For those of you who get south to Pierce County, or at least to Puyallup, locate Honto Teriyaki (11012 Canyon Road E, Puyallup; 253-536-9027hontoteriyakipuyallup.com) just off Highway 512. Of all the teriyaki spots we visited, this one had the busiest crowd dining in, even after the lunch peak into midafternoon.

Honto’s menu has many options, including several types of noodle dishes. The chicken teriyaki came (on a plate) with a generous portion of mostly white meat and an iceberg salad with a slightly tangy dressing. The chicken was freshly grilled, and the sauce tasted somewhat meaty (for want of a better adjective).

Overall, the food was good and the service very friendly. This is the only teriyaki joint we visited where people, from families to state patrol, were just hanging out. That says something about the place.
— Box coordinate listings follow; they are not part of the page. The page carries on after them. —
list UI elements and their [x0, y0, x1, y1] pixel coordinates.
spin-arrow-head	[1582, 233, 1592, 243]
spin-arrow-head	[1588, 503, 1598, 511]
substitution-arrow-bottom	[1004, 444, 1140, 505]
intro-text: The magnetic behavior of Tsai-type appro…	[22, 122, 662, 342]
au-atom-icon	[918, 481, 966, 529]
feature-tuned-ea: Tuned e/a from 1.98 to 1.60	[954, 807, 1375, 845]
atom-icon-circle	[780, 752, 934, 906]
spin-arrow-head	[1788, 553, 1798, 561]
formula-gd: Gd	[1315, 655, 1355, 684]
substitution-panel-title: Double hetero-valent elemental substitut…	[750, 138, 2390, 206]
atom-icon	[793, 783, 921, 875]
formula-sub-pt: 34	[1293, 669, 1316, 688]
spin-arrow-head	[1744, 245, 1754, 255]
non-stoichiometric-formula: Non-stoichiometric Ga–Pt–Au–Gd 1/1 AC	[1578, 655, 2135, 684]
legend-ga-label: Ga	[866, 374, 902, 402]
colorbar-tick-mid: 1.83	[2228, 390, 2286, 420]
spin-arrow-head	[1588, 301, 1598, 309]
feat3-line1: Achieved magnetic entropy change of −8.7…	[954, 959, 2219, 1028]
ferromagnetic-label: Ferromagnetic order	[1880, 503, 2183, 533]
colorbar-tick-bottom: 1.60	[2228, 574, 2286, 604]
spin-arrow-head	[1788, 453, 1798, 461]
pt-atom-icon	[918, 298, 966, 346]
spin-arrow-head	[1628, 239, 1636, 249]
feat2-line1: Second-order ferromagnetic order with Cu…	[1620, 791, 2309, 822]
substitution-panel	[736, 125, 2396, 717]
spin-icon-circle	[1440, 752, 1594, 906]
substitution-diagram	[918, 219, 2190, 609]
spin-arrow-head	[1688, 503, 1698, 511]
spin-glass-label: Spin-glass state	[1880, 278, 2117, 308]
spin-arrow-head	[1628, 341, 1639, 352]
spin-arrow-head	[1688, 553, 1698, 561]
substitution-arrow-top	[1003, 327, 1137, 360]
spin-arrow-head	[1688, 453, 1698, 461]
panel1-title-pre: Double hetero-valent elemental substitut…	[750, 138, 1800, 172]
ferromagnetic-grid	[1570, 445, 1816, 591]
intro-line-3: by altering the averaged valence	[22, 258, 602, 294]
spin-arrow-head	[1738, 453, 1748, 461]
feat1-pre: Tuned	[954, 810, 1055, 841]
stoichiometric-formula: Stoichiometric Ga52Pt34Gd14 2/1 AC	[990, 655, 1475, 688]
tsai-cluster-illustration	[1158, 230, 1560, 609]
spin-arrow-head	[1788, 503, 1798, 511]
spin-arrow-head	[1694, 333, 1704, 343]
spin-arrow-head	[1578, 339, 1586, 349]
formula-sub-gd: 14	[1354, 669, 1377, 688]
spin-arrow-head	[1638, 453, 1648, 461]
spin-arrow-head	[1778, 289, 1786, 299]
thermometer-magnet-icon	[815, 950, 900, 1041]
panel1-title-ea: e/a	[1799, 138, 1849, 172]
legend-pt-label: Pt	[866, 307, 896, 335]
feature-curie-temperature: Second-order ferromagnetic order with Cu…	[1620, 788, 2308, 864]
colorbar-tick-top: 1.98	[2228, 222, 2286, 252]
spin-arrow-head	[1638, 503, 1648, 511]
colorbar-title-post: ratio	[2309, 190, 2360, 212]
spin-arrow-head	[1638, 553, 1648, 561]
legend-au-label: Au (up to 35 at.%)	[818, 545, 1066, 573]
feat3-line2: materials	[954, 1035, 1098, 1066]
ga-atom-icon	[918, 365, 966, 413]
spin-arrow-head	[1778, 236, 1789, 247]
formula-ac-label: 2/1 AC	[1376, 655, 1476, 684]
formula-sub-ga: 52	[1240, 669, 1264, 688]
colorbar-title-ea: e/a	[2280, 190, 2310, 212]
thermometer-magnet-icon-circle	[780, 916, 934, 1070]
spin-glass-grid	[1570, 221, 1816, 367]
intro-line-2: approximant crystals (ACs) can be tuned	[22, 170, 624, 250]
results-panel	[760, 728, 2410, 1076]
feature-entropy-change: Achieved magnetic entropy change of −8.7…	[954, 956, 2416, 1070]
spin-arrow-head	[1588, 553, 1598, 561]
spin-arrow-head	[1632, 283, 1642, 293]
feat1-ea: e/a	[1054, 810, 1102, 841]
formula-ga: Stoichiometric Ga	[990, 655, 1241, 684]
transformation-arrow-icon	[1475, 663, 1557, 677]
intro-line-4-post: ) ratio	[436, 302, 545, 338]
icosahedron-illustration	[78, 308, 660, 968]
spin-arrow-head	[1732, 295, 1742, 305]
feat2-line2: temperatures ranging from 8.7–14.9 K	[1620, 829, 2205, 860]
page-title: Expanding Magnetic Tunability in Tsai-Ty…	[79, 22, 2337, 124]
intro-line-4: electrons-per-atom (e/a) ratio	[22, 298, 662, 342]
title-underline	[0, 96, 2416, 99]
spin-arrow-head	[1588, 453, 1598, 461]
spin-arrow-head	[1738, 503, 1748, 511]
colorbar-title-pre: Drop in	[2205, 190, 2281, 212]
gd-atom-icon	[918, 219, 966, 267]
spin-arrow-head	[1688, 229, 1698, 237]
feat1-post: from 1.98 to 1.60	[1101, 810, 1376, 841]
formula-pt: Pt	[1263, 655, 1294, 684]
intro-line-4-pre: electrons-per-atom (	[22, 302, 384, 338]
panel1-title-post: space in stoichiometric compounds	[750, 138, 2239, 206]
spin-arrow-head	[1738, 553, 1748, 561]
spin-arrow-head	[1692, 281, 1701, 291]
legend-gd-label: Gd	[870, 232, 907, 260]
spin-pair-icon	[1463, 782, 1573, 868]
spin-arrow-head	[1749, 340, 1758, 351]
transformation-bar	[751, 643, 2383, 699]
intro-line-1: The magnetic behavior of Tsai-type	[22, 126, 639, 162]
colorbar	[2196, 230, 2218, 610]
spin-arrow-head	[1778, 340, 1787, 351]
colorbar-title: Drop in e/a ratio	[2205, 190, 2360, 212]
Honto has a second location in Bonney Lake if you need a teriyaki fix there.

 

Wrapping Up

Each of the local restaurants we visited reflect the “Seattle Style” teriyaki that Toshi is credited with creating. During this time, we had the opportunity to sample teriyaki in another state, but it was so different that we excluded it from our search.

There really is a Seattle style, even if the sauces and accoutrements vary. We liked the slightly sweeter flavor at Teriyaki Madness, which we reviewed last month, but that is a matter left to personal taste.

We have concluded our search for Seattle-style teriyaki, for now. The short, teriyaki-only menus that once dominated downtown faded long before COVID-19, possibly due to increasing rents.

The good news is that there are plenty of well-established places to get your teriyaki fix in other neighborhoods, often with broader menus and better parking.